I really don’t like using labels, especially when it comes to people we know very little about. However, a common response to homebirth is that it’s something so ‘out there’ and alternative, that only a ‘hippy’ would bother doing such a thing.

  • Demi Moore: Hippy
  • Hugo Weaving: Hippy
  • Bear Grylls: Ya, hippy as
  • Woody Harrelson: Yep, hippy
  • Meryl Streep: … hippy
  • Julianne Moore: Totally Hippy
  • Cindy Crawford: Soooo hippy

Its not about celebrities being fashionably ‘hippy’ either. Homebirth is the preferred choice of many women and their partners, no matter if they live communally, are university educated, are business owners, lawyers, musicians – even the person walking past you in the street may have had a homebirth.

Homebirthers are simply grown ups like you and I, who have made an informed decision on the best place for their babies to be born. In fact, they tend to do far more research than their hospital birthing counterparts.

Homebirth Myth #10: “Do You Want It To Be Like The Old Days? So Many Died!”

Back in ‘the old days’, women gave birth at home. When hospitals came on the scene as a place to birth, it was hospital birth that was seen as scary, not homebirth. While things have certainly changed, the cause of the deaths ‘back in the old days’ were for different reasons. Nutrition and sanitation were not understood as they are today, often leading to fatal infections. An example is what was called childbed fever (aka Puerperal fever), which occurred even in hospitals. Then there was “The Doctor’s Plague” which was a common occurrence from the 1600’s through to the 1800s. Many childbed fever cases were actually caused by doctors. With the lack of sanitary knowledge, doctors believed hand washing was not necessary. In fact, a leading American obstetrician and teacher, Charles Meigs, was quoted as saying: “Doctors are gentlemen, and gentlemen’s hands are clean.”

In ‘the old days’, diagnostic medicine was far from what it is today, so undiagnosed health problems were left unnoticed. Today, midwives and doctors have a far more extensive knowledge and understanding of pregnancy, childbirth, complications and their treatments. So to say that giving birth at home will be bringing back the old days is folly.

If a woman chooses a homebirth, she will be very well cared for. Medical conditions can be identified, tested for and treated before she gives birth, resulting in better outcomes. For complications at birth e.g. haemorrhage, the specially trained homebirth midwife has supplies of the very same injection they would use in hospital to stop bleeding. She also has an oxygen tank and other medical supplies. A homebirth midwife doesn’t just turn up and hope for the best.

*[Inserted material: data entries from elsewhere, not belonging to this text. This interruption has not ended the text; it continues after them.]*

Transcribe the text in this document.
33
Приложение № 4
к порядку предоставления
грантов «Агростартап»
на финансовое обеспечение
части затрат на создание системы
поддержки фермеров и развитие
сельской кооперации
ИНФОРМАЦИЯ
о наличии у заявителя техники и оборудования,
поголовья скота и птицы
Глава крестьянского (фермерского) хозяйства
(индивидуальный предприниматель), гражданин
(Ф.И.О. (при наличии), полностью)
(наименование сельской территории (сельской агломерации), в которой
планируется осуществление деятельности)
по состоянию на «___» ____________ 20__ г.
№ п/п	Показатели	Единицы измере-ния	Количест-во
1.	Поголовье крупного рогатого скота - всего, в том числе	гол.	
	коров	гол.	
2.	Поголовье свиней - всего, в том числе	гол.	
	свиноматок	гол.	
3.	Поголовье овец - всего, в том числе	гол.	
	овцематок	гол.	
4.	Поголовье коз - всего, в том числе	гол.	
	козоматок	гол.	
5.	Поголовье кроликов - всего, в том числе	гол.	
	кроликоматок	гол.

Sadly, we have gone too far interfering in birth. One out of three babies in Australia and the United States are born by caesarean section. Has that made birth safer? Are babies healthier as a result? What about mamma? She is important too. When you consider that the US has the highest newborn death rate in the industrialised world, and the maternal death is also increasing, not decreasing, it’s abundantly clear: more doesn’t always = better.

Choose the birth option that feels best for you.